Görüldüğü gibi kitaplarda en ufak bir özen yok. Hatalar ve çelişkilerle dolu.Çünkü hizmeti verenler, kitabı biran önce yazıp devletten telif ücretini almaya bakıyor. Devlet, sadece kitabı içeriğinde kendisini rahatsız edecek bir şey var mı diye kontrol ediyor. Öğrenci mi? O da kim?

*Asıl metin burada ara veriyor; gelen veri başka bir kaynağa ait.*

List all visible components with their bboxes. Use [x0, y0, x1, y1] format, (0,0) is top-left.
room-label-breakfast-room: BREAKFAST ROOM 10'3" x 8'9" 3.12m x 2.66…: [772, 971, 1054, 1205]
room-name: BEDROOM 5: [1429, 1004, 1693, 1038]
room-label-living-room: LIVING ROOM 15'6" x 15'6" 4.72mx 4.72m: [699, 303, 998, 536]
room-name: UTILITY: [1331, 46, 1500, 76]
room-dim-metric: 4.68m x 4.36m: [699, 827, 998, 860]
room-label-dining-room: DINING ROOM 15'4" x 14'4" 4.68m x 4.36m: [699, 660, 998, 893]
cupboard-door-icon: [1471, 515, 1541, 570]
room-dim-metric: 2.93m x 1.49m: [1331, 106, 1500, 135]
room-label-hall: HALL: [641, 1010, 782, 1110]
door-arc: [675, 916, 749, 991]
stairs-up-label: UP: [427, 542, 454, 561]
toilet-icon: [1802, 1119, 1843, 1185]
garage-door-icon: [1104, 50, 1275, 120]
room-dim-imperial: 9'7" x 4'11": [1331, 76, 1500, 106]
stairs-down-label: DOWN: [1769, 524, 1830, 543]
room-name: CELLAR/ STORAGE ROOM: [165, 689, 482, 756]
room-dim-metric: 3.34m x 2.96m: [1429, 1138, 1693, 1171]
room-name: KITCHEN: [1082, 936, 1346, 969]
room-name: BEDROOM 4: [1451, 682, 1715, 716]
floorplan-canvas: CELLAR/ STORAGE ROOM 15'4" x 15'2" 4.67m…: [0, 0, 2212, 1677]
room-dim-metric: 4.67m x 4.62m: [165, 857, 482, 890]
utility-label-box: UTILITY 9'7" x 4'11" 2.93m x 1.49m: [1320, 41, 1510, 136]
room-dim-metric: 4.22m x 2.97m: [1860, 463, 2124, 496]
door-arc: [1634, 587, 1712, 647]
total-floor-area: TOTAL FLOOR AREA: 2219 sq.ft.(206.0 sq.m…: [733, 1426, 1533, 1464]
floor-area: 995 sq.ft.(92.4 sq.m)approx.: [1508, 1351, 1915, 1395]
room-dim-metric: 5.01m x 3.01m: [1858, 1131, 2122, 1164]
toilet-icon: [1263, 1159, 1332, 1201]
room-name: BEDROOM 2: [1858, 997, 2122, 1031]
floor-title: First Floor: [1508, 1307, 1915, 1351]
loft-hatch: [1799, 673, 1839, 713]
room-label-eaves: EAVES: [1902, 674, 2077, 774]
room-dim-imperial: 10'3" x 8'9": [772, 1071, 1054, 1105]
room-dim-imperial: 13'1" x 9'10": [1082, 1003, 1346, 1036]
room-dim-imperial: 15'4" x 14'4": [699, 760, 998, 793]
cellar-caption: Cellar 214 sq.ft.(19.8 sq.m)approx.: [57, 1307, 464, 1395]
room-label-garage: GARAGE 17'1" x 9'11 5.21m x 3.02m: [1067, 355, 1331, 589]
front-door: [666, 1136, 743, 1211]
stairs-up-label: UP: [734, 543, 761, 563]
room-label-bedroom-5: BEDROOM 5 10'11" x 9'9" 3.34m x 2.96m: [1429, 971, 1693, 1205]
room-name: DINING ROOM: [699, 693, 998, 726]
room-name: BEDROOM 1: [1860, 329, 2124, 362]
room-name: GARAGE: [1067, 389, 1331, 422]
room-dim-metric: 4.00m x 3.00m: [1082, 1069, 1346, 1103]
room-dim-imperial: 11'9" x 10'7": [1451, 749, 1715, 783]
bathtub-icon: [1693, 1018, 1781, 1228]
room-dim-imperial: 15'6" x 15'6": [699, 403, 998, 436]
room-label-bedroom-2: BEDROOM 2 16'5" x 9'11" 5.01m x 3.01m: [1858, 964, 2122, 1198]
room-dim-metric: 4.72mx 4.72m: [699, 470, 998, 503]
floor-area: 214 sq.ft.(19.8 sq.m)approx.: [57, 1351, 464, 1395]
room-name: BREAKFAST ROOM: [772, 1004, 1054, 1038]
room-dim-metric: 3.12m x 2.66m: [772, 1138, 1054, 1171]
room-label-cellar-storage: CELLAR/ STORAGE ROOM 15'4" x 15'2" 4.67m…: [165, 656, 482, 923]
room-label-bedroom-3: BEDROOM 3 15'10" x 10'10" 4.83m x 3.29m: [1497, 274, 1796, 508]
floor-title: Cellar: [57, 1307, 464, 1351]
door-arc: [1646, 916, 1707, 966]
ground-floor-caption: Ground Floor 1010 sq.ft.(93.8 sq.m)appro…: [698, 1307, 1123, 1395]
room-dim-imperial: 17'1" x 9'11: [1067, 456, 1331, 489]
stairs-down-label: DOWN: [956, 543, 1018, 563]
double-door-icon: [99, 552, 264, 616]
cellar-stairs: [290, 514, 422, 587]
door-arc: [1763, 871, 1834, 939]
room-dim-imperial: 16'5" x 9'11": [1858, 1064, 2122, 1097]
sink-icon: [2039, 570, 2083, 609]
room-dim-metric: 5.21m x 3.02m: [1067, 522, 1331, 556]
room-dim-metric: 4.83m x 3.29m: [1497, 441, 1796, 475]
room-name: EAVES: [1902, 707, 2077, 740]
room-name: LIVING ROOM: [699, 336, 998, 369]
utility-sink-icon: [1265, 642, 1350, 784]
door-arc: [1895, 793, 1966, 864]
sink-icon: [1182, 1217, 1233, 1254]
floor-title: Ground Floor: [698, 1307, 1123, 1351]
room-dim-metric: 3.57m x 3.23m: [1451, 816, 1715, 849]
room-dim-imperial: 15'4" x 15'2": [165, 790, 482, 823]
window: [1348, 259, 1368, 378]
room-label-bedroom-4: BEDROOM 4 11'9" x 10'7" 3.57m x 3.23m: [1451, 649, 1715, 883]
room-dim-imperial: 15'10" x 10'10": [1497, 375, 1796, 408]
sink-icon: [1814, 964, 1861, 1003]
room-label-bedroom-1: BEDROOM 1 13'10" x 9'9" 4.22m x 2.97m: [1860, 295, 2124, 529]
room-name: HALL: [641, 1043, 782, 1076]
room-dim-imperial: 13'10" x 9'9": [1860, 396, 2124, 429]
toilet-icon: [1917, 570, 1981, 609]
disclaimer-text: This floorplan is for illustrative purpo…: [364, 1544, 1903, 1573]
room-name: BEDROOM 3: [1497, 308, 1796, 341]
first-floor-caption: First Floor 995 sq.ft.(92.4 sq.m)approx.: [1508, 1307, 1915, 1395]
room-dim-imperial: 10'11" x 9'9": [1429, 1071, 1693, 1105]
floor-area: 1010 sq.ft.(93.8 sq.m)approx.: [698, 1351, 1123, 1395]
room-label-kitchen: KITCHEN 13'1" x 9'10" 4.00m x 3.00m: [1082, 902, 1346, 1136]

Burada sadece AÖF’ten bahsettik ama bu yazılanlar kolaylıkla devletin memurları tarafından verilen her türlü eğitim hizmeti için söylenebilir. İlk, orta ve yüksek öğretimde hocalar ve yöneticiler öğrencilere, velilere ve vergi verenlere karşı sorumlular mı? Onlara hesap veriyorlar mı? Maalesef bu sorulara olumlu cevap vermek mümkün değil. Bu yüzden Türkiye’de eğitim ile ilgili politika yapıcıların mutlaka bu konuyu dikkate almaları gerekir. Bugünkü eğitim sisteminin alternatifi mutlaka ‘devlete’ değil ‘millete’ hesap vermeyi temel prensip haline getirildiği bir sistem olmalıdır.

Bir yorum

  1. DeriN - 29 Mar 2008 - 11:22 am

    Evet Açıköğretim Fakültesi ders kitaplarındaki ünite sonu testlerde çelişkili soru-cevap örnekleri var.Ayrıca cevap anahtarındaki soruyla ilgili konu yönlendirmelerinde de yanlışlıklar var.Öğrencinin bu durumda bir hayli kafası karışıyor.Öğrenmek üzere olduklarımdan şüphe duyarak nasıl ders çalışabilirim ki?!Verdiğimiz ücretlerin karşılığını şahibeli eğitim teknikleriyle almak istemiyoruz.Bunların hesabını bize kim verecek?Muhattaplar yok ki sorunlar dile getirilsin ve acil çözüm getirilsin.Hak verilmez alınır da kimden,nerde,ne zaman bu örtpas edilmiş haklarımızı alacağız biz?!